The Museum of Unreason is taking the tortuous and twisted journey towards becoming the Unreasonable Trust. Museum manager Frank Unreasoning has been using the Yorkshire Renaissance step by step guide to creating a trust as his guide into these uncharted waters. He is helped in this process by the cleaner SUE (Seriously Under Employed) and the Chair of the Friends Group BOB (Blindly Optimistic Busybody). Frank is now concerned with recruiting the SHADOW BOARD OF TERROR.
A couple of hours quiet contemplation in the central cubicle of the gents toilet in the Museum of Unreason allowed me to come up with a list of skills needed for the new board written on our official museum stationery.
- Legal knowledge
- Financial knowledge
- Knowledge of the community
- Knowledge of the museum
- NOW WASH YOUR HANDS
- Negotiating skills
- Team working skills
- Fund raising skills
- Networking abilities
Not a bad list, but other than myself who would embody all these attributes? Remembering my strategic planning skills I've come up with a vision of the ideal 'Unreasonable Board'.
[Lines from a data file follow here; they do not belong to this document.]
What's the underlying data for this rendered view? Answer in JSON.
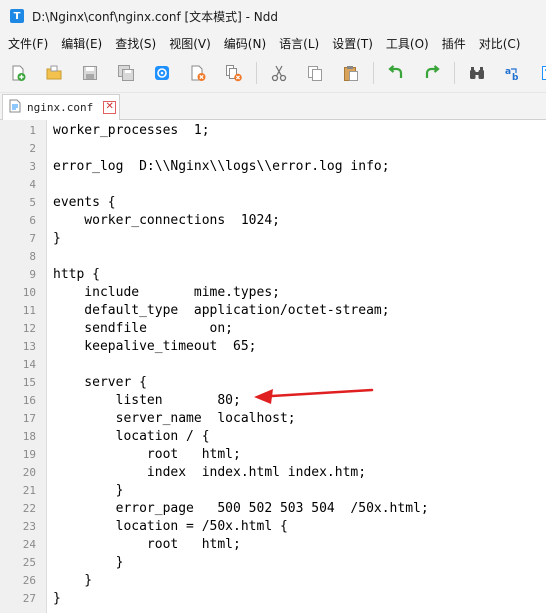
{
  "window": {
    "title": "D:\\Nginx\\conf\\nginx.conf [文本模式] - Ndd",
    "app_icon_letter": "T"
  },
  "menu": [
    "文件(F)",
    "编辑(E)",
    "查找(S)",
    "视图(V)",
    "编码(N)",
    "语言(L)",
    "设置(T)",
    "工具(O)",
    "插件",
    "对比(C)"
  ],
  "toolbar_icons": [
    "new-file-icon",
    "open-folder-icon",
    "save-icon",
    "save-all-icon",
    "settings-circle-icon",
    "close-file-icon",
    "close-all-icon",
    "cut-icon",
    "copy-icon",
    "paste-icon",
    "undo-icon",
    "redo-icon",
    "find-icon",
    "replace-icon",
    "text-mode-icon"
  ],
  "tab": {
    "label": "nginx.conf",
    "close": "✕"
  },
  "editor": {
    "lines": [
      {
        "n": "1",
        "t": "worker_processes  1;"
      },
      {
        "n": "2",
        "t": ""
      },
      {
        "n": "3",
        "t": "error_log  D:\\\\Nginx\\\\logs\\\\error.log info;"
      },
      {
        "n": "4",
        "t": ""
      },
      {
        "n": "5",
        "t": "events {"
      },
      {
        "n": "6",
        "t": "    worker_connections  1024;"
      },
      {
        "n": "7",
        "t": "}"
      },
      {
        "n": "8",
        "t": ""
      },
      {
        "n": "9",
        "t": "http {"
      },
      {
        "n": "10",
        "t": "    include       mime.types;"
      },
      {
        "n": "11",
        "t": "    default_type  application/octet-stream;"
      },
      {
        "n": "12",
        "t": "    sendfile        on;"
      },
      {
        "n": "13",
        "t": "    keepalive_timeout  65;"
      },
      {
        "n": "14",
        "t": ""
      },
      {
        "n": "15",
        "t": "    server {"
      },
      {
        "n": "16",
        "t": "        listen       80;"
      },
      {
        "n": "17",
        "t": "        server_name  localhost;"
      },
      {
        "n": "18",
        "t": "        location / {"
      },
      {
        "n": "19",
        "t": "            root   html;"
      },
      {
        "n": "20",
        "t": "            index  index.html index.htm;"
      },
      {
        "n": "21",
        "t": "        }"
      },
      {
        "n": "22",
        "t": "        error_page   500 502 503 504  /50x.html;"
      },
      {
        "n": "23",
        "t": "        location = /50x.html {"
      },
      {
        "n": "24",
        "t": "            root   html;"
      },
      {
        "n": "25",
        "t": "        }"
      },
      {
        "n": "26",
        "t": "    }"
      },
      {
        "n": "27",
        "t": "}"
      }
    ]
  },
  "annotation": {
    "type": "red-arrow",
    "points_to_line": "16",
    "color": "#e02020"
  }
}
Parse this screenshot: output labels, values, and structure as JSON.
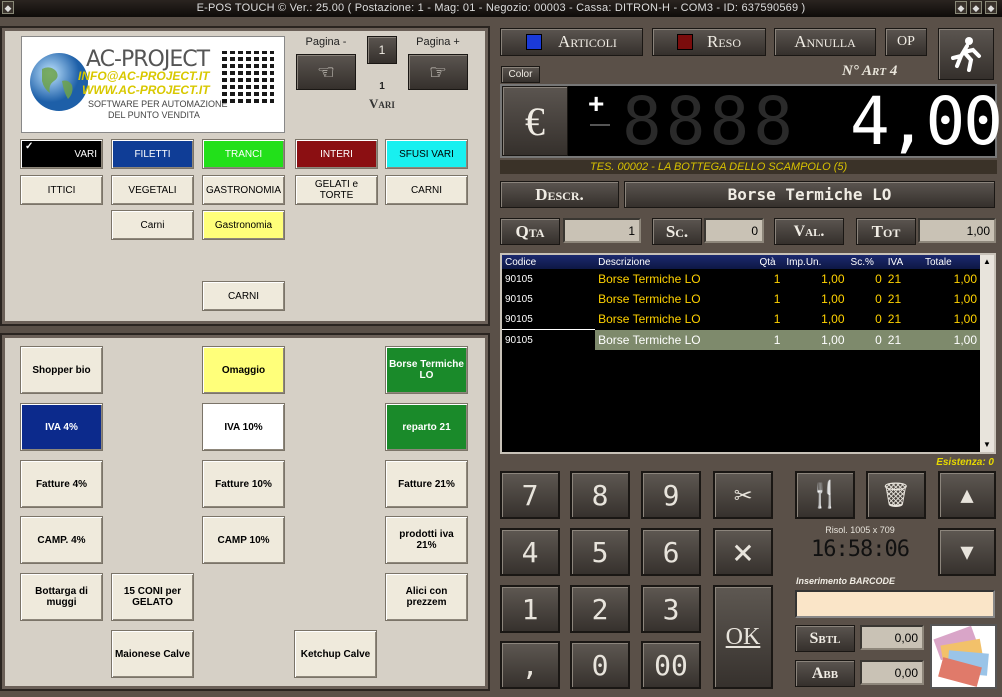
{
  "window": {
    "title": "E-POS  TOUCH ©  Ver.: 25.00      ( Postazione: 1 - Mag: 01 - Negozio: 00003 - Cassa: DITRON-H - COM3 - ID: 637590569 )"
  },
  "logo": {
    "brand": "AC-PROJECT",
    "email": "INFO@AC-PROJECT.IT",
    "web": "WWW.AC-PROJECT.IT",
    "tagline1": "SOFTWARE PER AUTOMAZIONE",
    "tagline2": "DEL PUNTO VENDITA"
  },
  "pager": {
    "prev_label": "Pagina -",
    "next_label": "Pagina +",
    "page_box": "1",
    "page_number": "1",
    "page_name": "Vari"
  },
  "categories_row1": [
    {
      "label": "VARI",
      "bg": "#000000",
      "fg": "#ffffff"
    },
    {
      "label": "FILETTI",
      "bg": "#0f3d96",
      "fg": "#ffffff"
    },
    {
      "label": "TRANCI",
      "bg": "#22e01a",
      "fg": "#ffffff"
    },
    {
      "label": "INTERI",
      "bg": "#8b0f12",
      "fg": "#ffffff"
    },
    {
      "label": "SFUSI VARI",
      "bg": "#18f0f0",
      "fg": "#000000"
    }
  ],
  "categories_row2": [
    "ITTICI",
    "VEGETALI",
    "GASTRONOMIA",
    "GELATI e TORTE",
    "CARNI"
  ],
  "categories_row3": [
    "Carni",
    "Gastronomia"
  ],
  "categories_row4": [
    "CARNI"
  ],
  "products": {
    "shopper_bio": "Shopper bio",
    "omaggio": "Omaggio",
    "borse_termiche": "Borse Termiche LO",
    "iva4": "IVA 4%",
    "iva10": "IVA 10%",
    "reparto21": "reparto 21",
    "fatture4": "Fatture 4%",
    "fatture10": "Fatture 10%",
    "fatture21": "Fatture 21%",
    "camp4": "CAMP. 4%",
    "camp10": "CAMP 10%",
    "prodotti21": "prodotti iva 21%",
    "bottarga": "Bottarga di muggi",
    "coni": "15 CONI per GELATO",
    "alici": "Alici con prezzem",
    "maionese": "Maionese Calve",
    "ketchup": "Ketchup Calve"
  },
  "colors": {
    "omaggio": "#ffff7a",
    "iva4": "#0c2a8c",
    "green": "#1a8a2a",
    "gastronomia": "#ffff7a"
  },
  "top_buttons": {
    "articoli": "Articoli",
    "reso": "Reso",
    "annulla": "Annulla",
    "op": "OP",
    "color": "Color"
  },
  "article_count": "N° Art 4",
  "display": {
    "sign": "+",
    "amount": "4,00",
    "currency_icon": "euro-icon"
  },
  "ticker": "TES. 00002 - LA BOTTEGA DELLO SCAMPOLO (5)",
  "descr": {
    "label": "Descr.",
    "value": "Borse Termiche LO"
  },
  "qty_row": {
    "qta_label": "Qta",
    "qta_value": "1",
    "sc_label": "Sc.",
    "sc_value": "0",
    "val_label": "Val.",
    "tot_label": "Tot",
    "tot_value": "1,00"
  },
  "table": {
    "headers": [
      "Codice",
      "Descrizione",
      "Qtà",
      "Imp.Un.",
      "Sc.%",
      "IVA",
      "Totale"
    ],
    "rows": [
      [
        "90105",
        "Borse Termiche LO",
        "1",
        "1,00",
        "0",
        "21",
        "1,00"
      ],
      [
        "90105",
        "Borse Termiche LO",
        "1",
        "1,00",
        "0",
        "21",
        "1,00"
      ],
      [
        "90105",
        "Borse Termiche LO",
        "1",
        "1,00",
        "0",
        "21",
        "1,00"
      ],
      [
        "90105",
        "Borse Termiche LO",
        "1",
        "1,00",
        "0",
        "21",
        "1,00"
      ]
    ]
  },
  "esistenza": "Esistenza: 0",
  "keypad": {
    "k7": "7",
    "k8": "8",
    "k9": "9",
    "k4": "4",
    "k5": "5",
    "k6": "6",
    "k1": "1",
    "k2": "2",
    "k3": "3",
    "comma": ",",
    "k0": "0",
    "k00": "00",
    "ok": "OK",
    "times": "×"
  },
  "info": {
    "resolution": "Risol. 1005 x 709",
    "clock": "16:58:06",
    "barcode_label": "Inserimento  BARCODE",
    "barcode_value": ""
  },
  "totals": {
    "sbtl_label": "Sbtl",
    "sbtl_value": "0,00",
    "abb_label": "Abb",
    "abb_value": "0,00"
  }
}
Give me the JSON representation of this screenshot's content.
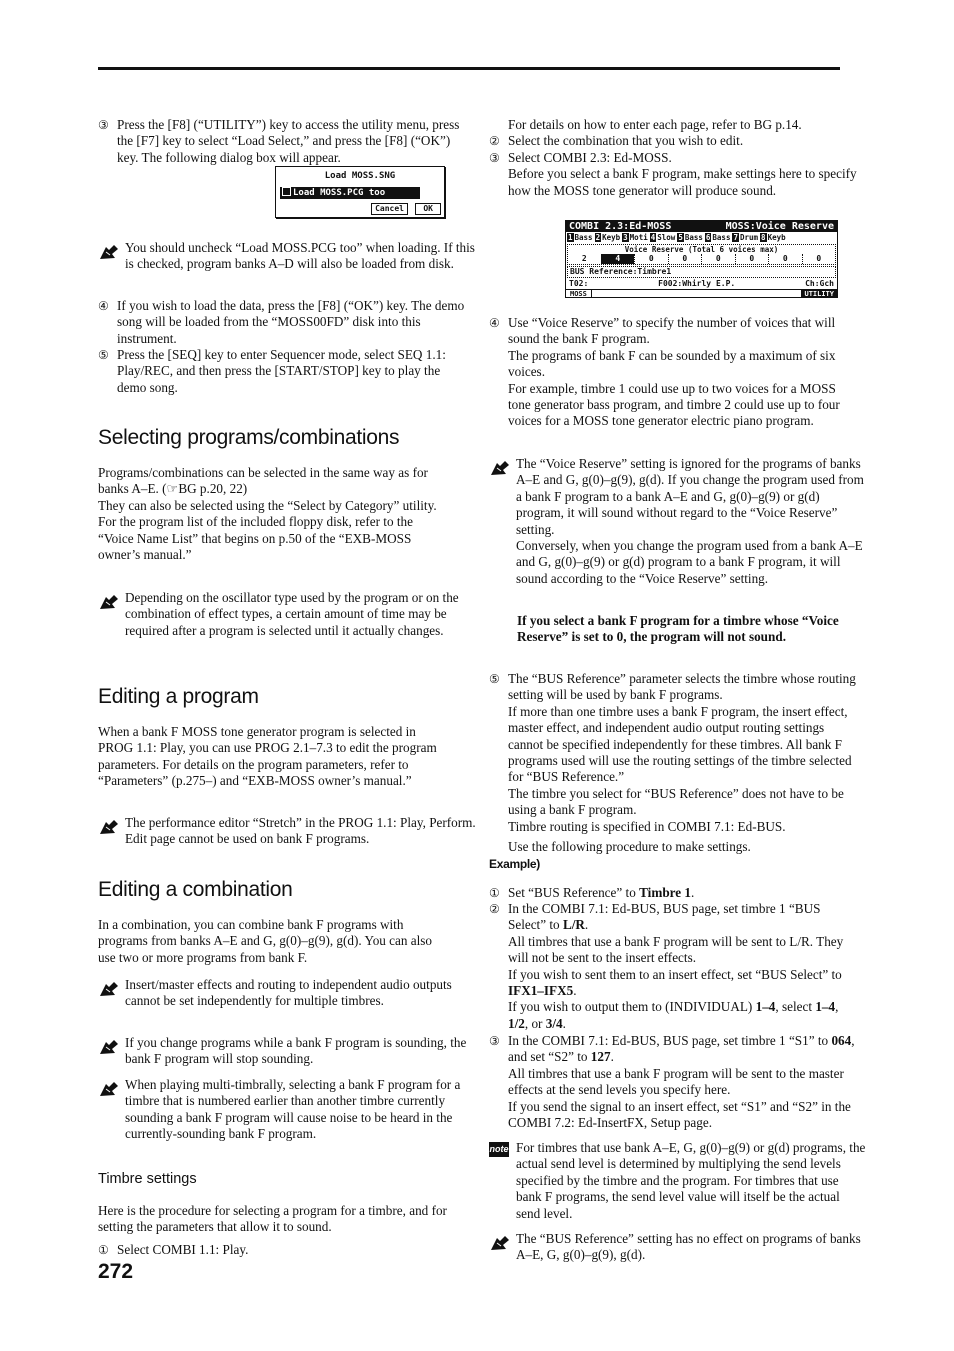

- Legal knowledge - If only Franz Kafka was still alive. He wrote 'The Trial' which neatly encapsulates a typical museum manager's paranoia - or is that just me? He'd bring a much needed light-heartedness to board meetings. Plus his definition of lawyers is so perceptive, "It's only because of their stupidity that they're able to be so sure of themselves." I must quote that to our solicitors (Pricey, Inept and Tardy Partners) sometime.
- Financial knowledge - Bernard Madoff, recently arrested for $50bn fraud on US Stock Market. He will have some time on his hands - although attending meetings might be a problem unless he gets a Community Service Order. I would trust him to see us through the choppy financial waters with innovative thinking such as moving the museum to the Bahamas.
- Knowledge of the community - I'm thinking L.Ron Hubbard the founder of Scientology (he's not dead because we are all immortal) would get the community into shape and probably not want to let the visitors leave at the end of the day thereby increasing secondary spend.
- Knowledge of the museum - that has to be the cleaner Sue, if I ask her to be on the board she might tell me where she's hidden all the toilet rolls.
- NOW WASH YOUR HANDS - Howard Hughes?
- Negotiating skills - Its got to be Jeremy Hunt, how he is still in his job must be down to this skill
- Team working skills - The problem is that we don't have multiple occupancy toilet cubicles for our meetings (I'd better put that in the business plan). I'm convinced that would help us get to know each other a lot better. George Michael springs to mind as a man with a good reputation for sharing in public toilets.
- Fund raising skills - my new Russian girlfriend seems to have some good ideas*
- Networking abilities - Rupert Murdoch could make a good team with the board's negotiator.
It sounds like Bob has entered the cubicle beside me, I suppose I have to ask him to be the Chair.
Next week - detailed business planning
* as mentioned in my last blog I had a hot date with 'Olga' this weekend. Meeting her was a bit of a surprise as she didn't look much like her picture. She was closer to 50 than 18, grey haired rather than blonde and a man rather than a woman. Those things aside, it was still exciting as she was my first ever proper girlfriend. Also I never realised how expensive penicillin was in Russia, but I've set up a direct debit to ensure Olga's sick grandmother gets the best treatment she can. I also leant Olga the airfare to go back to Russia to tell her the good news. She's promised to write and said we'll get married as soon as she returns. Let me tell you it was the most exciting 5 minutes of my life.